Madame Felice Valleau tapped her foot reflectively. “And that is why you do not approve of me, I suppose. I am not Protestant.”
“I never said, madame, that I did not approve of you. Who am I that I should abuse your bounty by vilifying you? Yet, I would you were Protestant.”
“And suppose I were, then would I see you smile?”
“Without doubt I should smile that Providence had brought me into such a favorable haven of refuge.”
“Then turn your head this way. I am Protestant and M. Hervet knows it. It was not my husband’s belief, but he did not cross me in it, and he was always kind to those of my faith. It was his way to say that each man was accountable to his own conscience for his faith, and he had no right to persecute others for thinking the same. He took M. Hervet into his employ, knowing him to be a Huguenot, but seeing him a gentleman and a good man of business. He finally made him his secretary, in which office in this house he still continues, though he is still an engagé, and it will be some time before he can have his freedom. I think he will likely wish to remain here if he can realize something from the estates he left in France. There is a secret about that too, which I will tell you some day. There are not bad opportunities in this place for one who has M. Hervet’s ability, and I think he will do well to remain. But now let us return to our former subject. I see no reason for your melancholy, for I assure you that I shall treat you well.”
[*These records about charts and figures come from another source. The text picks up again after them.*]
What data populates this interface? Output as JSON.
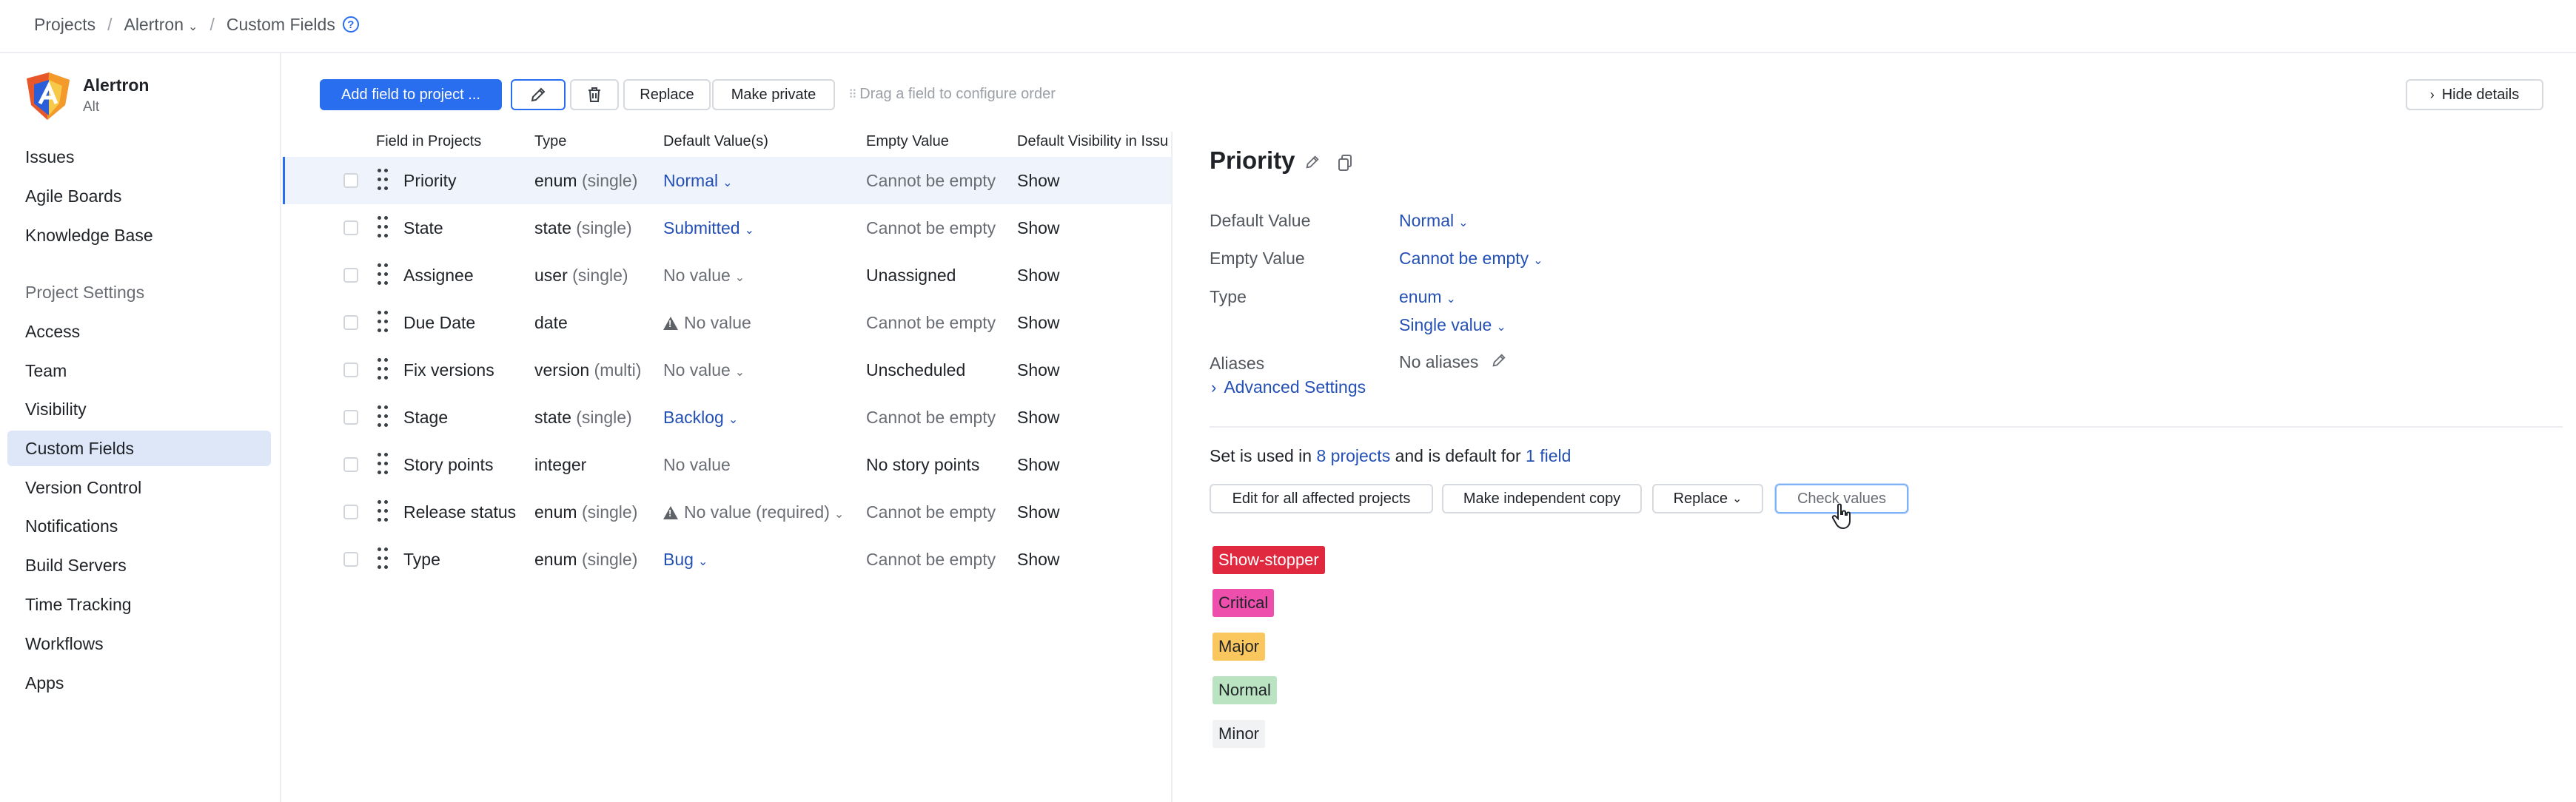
{
  "breadcrumb": {
    "projects": "Projects",
    "project": "Alertron",
    "page": "Custom Fields",
    "help": "?"
  },
  "sidebar": {
    "project_name": "Alertron",
    "project_key": "Alt",
    "items": [
      {
        "label": "Issues"
      },
      {
        "label": "Agile Boards"
      },
      {
        "label": "Knowledge Base"
      }
    ],
    "settings_title": "Project Settings",
    "settings_items": [
      {
        "label": "Access"
      },
      {
        "label": "Team"
      },
      {
        "label": "Visibility"
      },
      {
        "label": "Custom Fields"
      },
      {
        "label": "Version Control"
      },
      {
        "label": "Notifications"
      },
      {
        "label": "Build Servers"
      },
      {
        "label": "Time Tracking"
      },
      {
        "label": "Workflows"
      },
      {
        "label": "Apps"
      }
    ]
  },
  "toolbar": {
    "add_field": "Add field to project ...",
    "replace": "Replace",
    "make_private": "Make private",
    "drag_hint": "Drag a field to configure order",
    "hide_details": "Hide details"
  },
  "table": {
    "headers": {
      "field": "Field in Projects",
      "type": "Type",
      "default": "Default Value(s)",
      "empty": "Empty Value",
      "visibility": "Default Visibility in Issu"
    },
    "rows": [
      {
        "name": "Priority",
        "type": "enum",
        "type_mod": "(single)",
        "default": "Normal",
        "empty": "Cannot be empty",
        "visibility": "Show"
      },
      {
        "name": "State",
        "type": "state",
        "type_mod": "(single)",
        "default": "Submitted",
        "empty": "Cannot be empty",
        "visibility": "Show"
      },
      {
        "name": "Assignee",
        "type": "user",
        "type_mod": "(single)",
        "default": "No value",
        "empty": "Unassigned",
        "visibility": "Show"
      },
      {
        "name": "Due Date",
        "type": "date",
        "type_mod": "",
        "default": "No value",
        "empty": "Cannot be empty",
        "visibility": "Show"
      },
      {
        "name": "Fix versions",
        "type": "version",
        "type_mod": "(multi)",
        "default": "No value",
        "empty": "Unscheduled",
        "visibility": "Show"
      },
      {
        "name": "Stage",
        "type": "state",
        "type_mod": "(single)",
        "default": "Backlog",
        "empty": "Cannot be empty",
        "visibility": "Show"
      },
      {
        "name": "Story points",
        "type": "integer",
        "type_mod": "",
        "default": "No value",
        "empty": "No story points",
        "visibility": "Show"
      },
      {
        "name": "Release status",
        "type": "enum",
        "type_mod": "(single)",
        "default": "No value (required)",
        "empty": "Cannot be empty",
        "visibility": "Show"
      },
      {
        "name": "Type",
        "type": "enum",
        "type_mod": "(single)",
        "default": "Bug",
        "empty": "Cannot be empty",
        "visibility": "Show"
      }
    ]
  },
  "detail": {
    "title": "Priority",
    "default_label": "Default Value",
    "default_value": "Normal",
    "empty_label": "Empty Value",
    "empty_value": "Cannot be empty",
    "type_label": "Type",
    "type_value": "enum",
    "type_mode": "Single value",
    "aliases_label": "Aliases",
    "aliases_value": "No aliases",
    "advanced": "Advanced Settings",
    "usage_prefix": "Set is used in",
    "usage_projects": "8 projects",
    "usage_middle": "and is default for",
    "usage_fields": "1 field",
    "btn_edit_all": "Edit for all affected projects",
    "btn_independent": "Make independent copy",
    "btn_replace": "Replace",
    "btn_check": "Check values",
    "values": [
      {
        "label": "Show-stopper",
        "bg": "#e0293e",
        "fg": "#ffffff"
      },
      {
        "label": "Critical",
        "bg": "#ee4fad",
        "fg": "#1f2328"
      },
      {
        "label": "Major",
        "bg": "#f9c75e",
        "fg": "#1f2328"
      },
      {
        "label": "Normal",
        "bg": "#b9e3c1",
        "fg": "#1f2328"
      },
      {
        "label": "Minor",
        "bg": "#f1f2f4",
        "fg": "#1f2328"
      }
    ]
  },
  "colors": {
    "accent": "#2a6ef0",
    "link": "#2450b5",
    "selected_nav": "#dde7f8"
  }
}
“I do not doubt it, madame, and as for my grave manner, one who has suffered much cannot at once assume the gayety of those always free from care.”
The tears came to the eyes of Madame Valleau. “It shall be my dearest privilege to drive that gloom away from one who has borne so much for the sake of my religion. Tell me again of that wild escape of yours. And why did you return when once you had freed yourself? I can never wring from you why you did that. Can you not tell me?” She looked at him with melting dark eyes and laid her soft warm hand upon his arm. “Tell me,” she said in a beseeching voice.
Pierre hesitated. He felt the woman’s witchery, and told himself that there was not any reason why he should not confess that his was a mission of love, a sacrifice because of his devotion to Alaine. Yet he hesitated. After a pause, in which the silken garments of the pretty widow swept his feet and the entreaty in her eyes deepened, he said, slowly, “I returned that I might seek and liberate some one who, like myself, had been sent into slavery.”